Report: Myspace Gets Scared Off By The 'Undead'
March 11, 2009 at 5:15 AM (PT)
PETER LAURIA in THE NEW YORK POST writes that red-hot rap-rock band HOLLYWOOD UNDEAD could have been MYSPACE RECORDS' breakthrough act, but the record label arm of the social-networking website missed out after trying to censor the group's music. HOLLYWOOD UNDEAD's debut album, "Swan Song," has already sold more than 300,000 copies.
It was slated to be the first release under the MYSPACE RECORDS banner, but according to band members and other sources, MYSPACE RECORDS pressured the group -- whose members wear menacing masks and rap about a HOLLYWOOD stricken with poverty, crime, drugs and prostitution -- to alter its lyrics because they were seen as controversial.
"They basically came to us and said they weren't going to put out the record unless we chopped half of it off," said vocalist JOHNNY 3 TEARS. "They had highlighted lyrics that had to be changed and complete songs that had to go. We felt like the rug got pulled out from under us."
Part of the letdown rested with the fact that MYSPACE was pivotal in driving their success to that point. The band was an early adopter, posting a profile on the site in 2005. The band managed to generate so much interest that within nine weeks, songs posted on the profile had been streamed 1 million times.

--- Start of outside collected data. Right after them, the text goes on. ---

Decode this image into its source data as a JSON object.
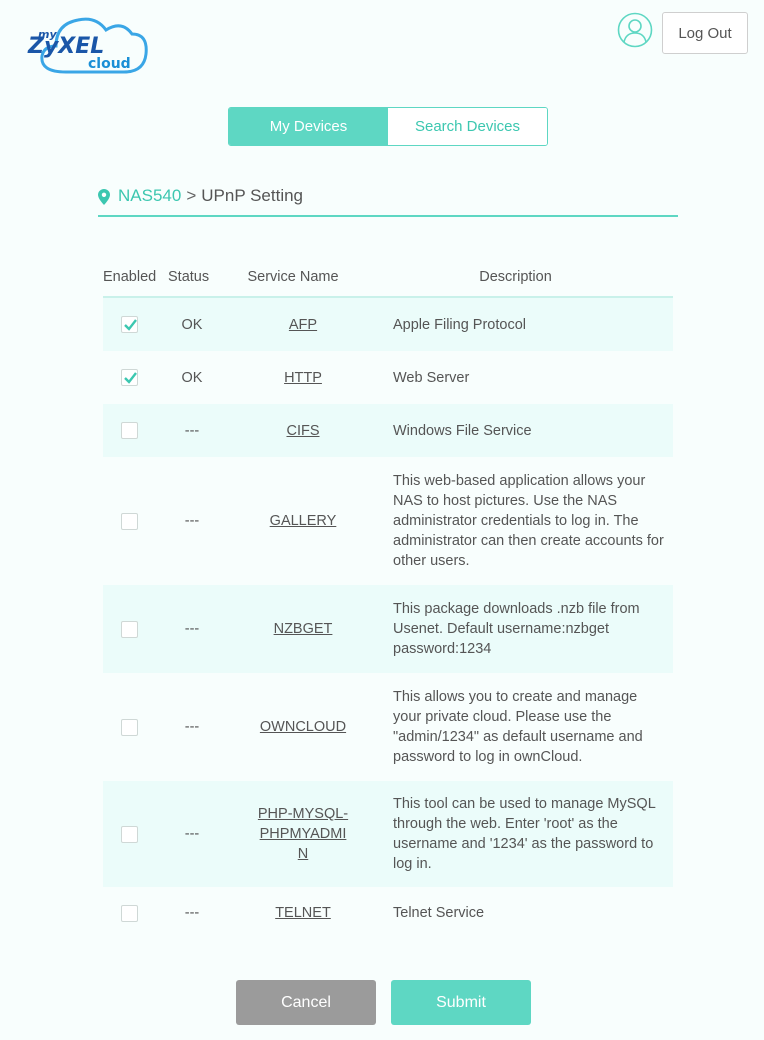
{
  "logo": {
    "my": "my",
    "brand": "ZyXEL",
    "cloud": "cloud"
  },
  "header": {
    "logout_label": "Log Out"
  },
  "tabs": [
    {
      "label": "My Devices",
      "active": true
    },
    {
      "label": "Search Devices",
      "active": false
    }
  ],
  "breadcrumb": {
    "device": "NAS540",
    "separator": ">",
    "page": "UPnP Setting"
  },
  "table": {
    "headers": {
      "enabled": "Enabled",
      "status": "Status",
      "name": "Service Name",
      "description": "Description"
    },
    "rows": [
      {
        "enabled": true,
        "status": "OK",
        "name": "AFP",
        "description": "Apple Filing Protocol"
      },
      {
        "enabled": true,
        "status": "OK",
        "name": "HTTP",
        "description": "Web Server"
      },
      {
        "enabled": false,
        "status": "---",
        "name": "CIFS",
        "description": "Windows File Service"
      },
      {
        "enabled": false,
        "status": "---",
        "name": "GALLERY",
        "description": "This web-based application allows your NAS to host pictures. Use the NAS administrator credentials to log in. The administrator can then create accounts for other users."
      },
      {
        "enabled": false,
        "status": "---",
        "name": "NZBGET",
        "description": "This package downloads .nzb file from Usenet. Default username:nzbget password:1234"
      },
      {
        "enabled": false,
        "status": "---",
        "name": "OWNCLOUD",
        "description": "This allows you to create and manage your private cloud. Please use the \"admin/1234\" as default username and password to log in ownCloud."
      },
      {
        "enabled": false,
        "status": "---",
        "name": "PHP-MYSQL-PHPMYADMIN",
        "description": "This tool can be used to manage MySQL through the web. Enter 'root' as the username and '1234' as the password to log in."
      },
      {
        "enabled": false,
        "status": "---",
        "name": "TELNET",
        "description": "Telnet Service"
      }
    ]
  },
  "buttons": {
    "cancel": "Cancel",
    "submit": "Submit"
  },
  "colors": {
    "accent": "#5ed7c3",
    "brand": "#1a56a8",
    "row_shade": "#ebfcfa",
    "cancel": "#9b9b9b"
  }
}
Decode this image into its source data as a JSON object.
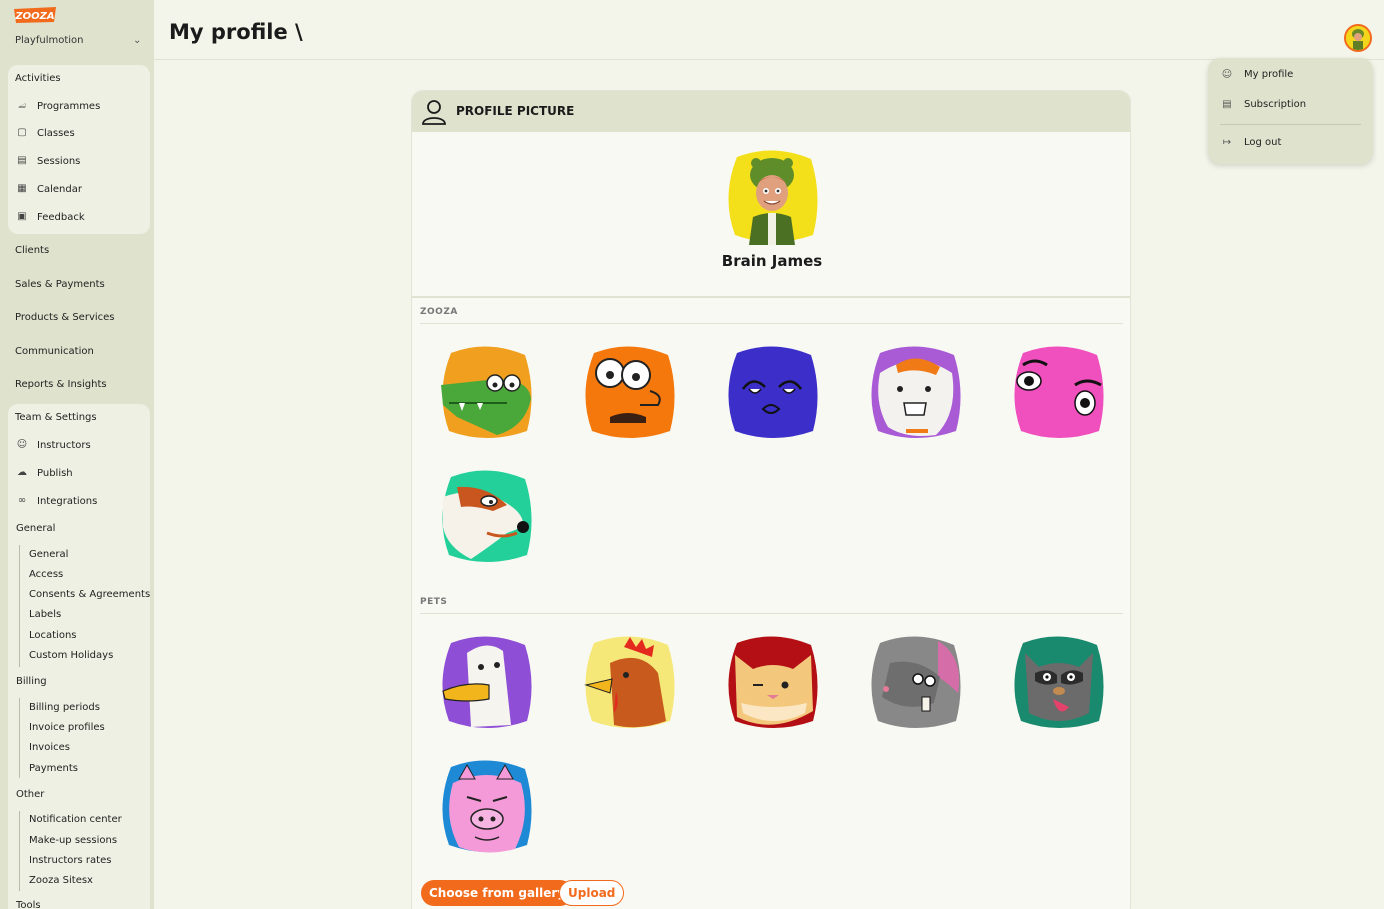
{
  "sidebar": {
    "logo_text": "ZOOZA",
    "org": "Playfulmotion",
    "activities": {
      "label": "Activities",
      "items": [
        {
          "label": "Programmes",
          "icon": "programmes-icon"
        },
        {
          "label": "Classes",
          "icon": "folder-icon"
        },
        {
          "label": "Sessions",
          "icon": "sessions-icon"
        },
        {
          "label": "Calendar",
          "icon": "calendar-icon"
        },
        {
          "label": "Feedback",
          "icon": "feedback-icon"
        }
      ]
    },
    "top_links": [
      "Clients",
      "Sales & Payments",
      "Products & Services",
      "Communication",
      "Reports & Insights"
    ],
    "team": {
      "label": "Team & Settings",
      "items": [
        {
          "label": "Instructors",
          "icon": "user-icon"
        },
        {
          "label": "Publish",
          "icon": "cloud-upload-icon"
        },
        {
          "label": "Integrations",
          "icon": "link-icon"
        }
      ],
      "general": {
        "label": "General",
        "items": [
          "General",
          "Access",
          "Consents & Agreements",
          "Labels",
          "Locations",
          "Custom Holidays"
        ]
      },
      "billing": {
        "label": "Billing",
        "items": [
          "Billing periods",
          "Invoice profiles",
          "Invoices",
          "Payments"
        ]
      },
      "other": {
        "label": "Other",
        "items": [
          "Notification center",
          "Make-up sessions",
          "Instructors rates",
          "Zooza Sitesx"
        ]
      },
      "tools_label": "Tools"
    }
  },
  "header": {
    "title": "My profile \\"
  },
  "dropdown": {
    "items": [
      {
        "label": "My profile",
        "icon": "user-icon"
      },
      {
        "label": "Subscription",
        "icon": "subscription-icon"
      },
      {
        "label": "Log out",
        "icon": "logout-icon"
      }
    ]
  },
  "profile": {
    "section_title": "PROFILE PICTURE",
    "name": "Brain James",
    "groups": [
      {
        "label": "ZOOZA",
        "avatars": [
          "crocodile-avatar",
          "mustache-face-avatar",
          "blue-face-avatar",
          "hamster-bandana-avatar",
          "pink-eyes-avatar",
          "fox-avatar"
        ]
      },
      {
        "label": "PETS",
        "avatars": [
          "duck-avatar",
          "rooster-avatar",
          "cat-avatar",
          "rat-avatar",
          "raccoon-avatar",
          "pig-avatar"
        ]
      }
    ],
    "choose_label": "Choose from gallery",
    "upload_label": "Upload"
  },
  "colors": {
    "accent": "#f26a1b",
    "sidebar": "#dfe2cd",
    "background": "#f4f5ea"
  }
}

Said MYSPACE in a statement, "We developed a commercial relationship with the band... and during the musical production process we felt that given the potential trajectory of the band that A&M/OCTONE [the band's current label] would be a better home given our business priorities at the time."
One source said NEWS CORP. officials, [NEWS CORP. owns MYSPACE] were the ones who "made a stink about the album." Though NEWS CORP. typically doesn't shy away from controversial content, sources said a number of external factors made releasing the album under the MYSPACE banner untenable. At the time MYSPACE asked for the changes in late 2006, the site was embroiled in a number of lawsuits and was accused of being a haven for sexual predators. In addition, rap lyrics had caught the attention of Congress, which was gearing up to hold hearings on their "exploitative" subject matter.
In the end, though, MYSPACE RECORDS' loss was A&M/OCTONE's gain. "We saw them as a diamond in the rough that we could really build," said A&M/OCTONE Pres. JAMES DIENER.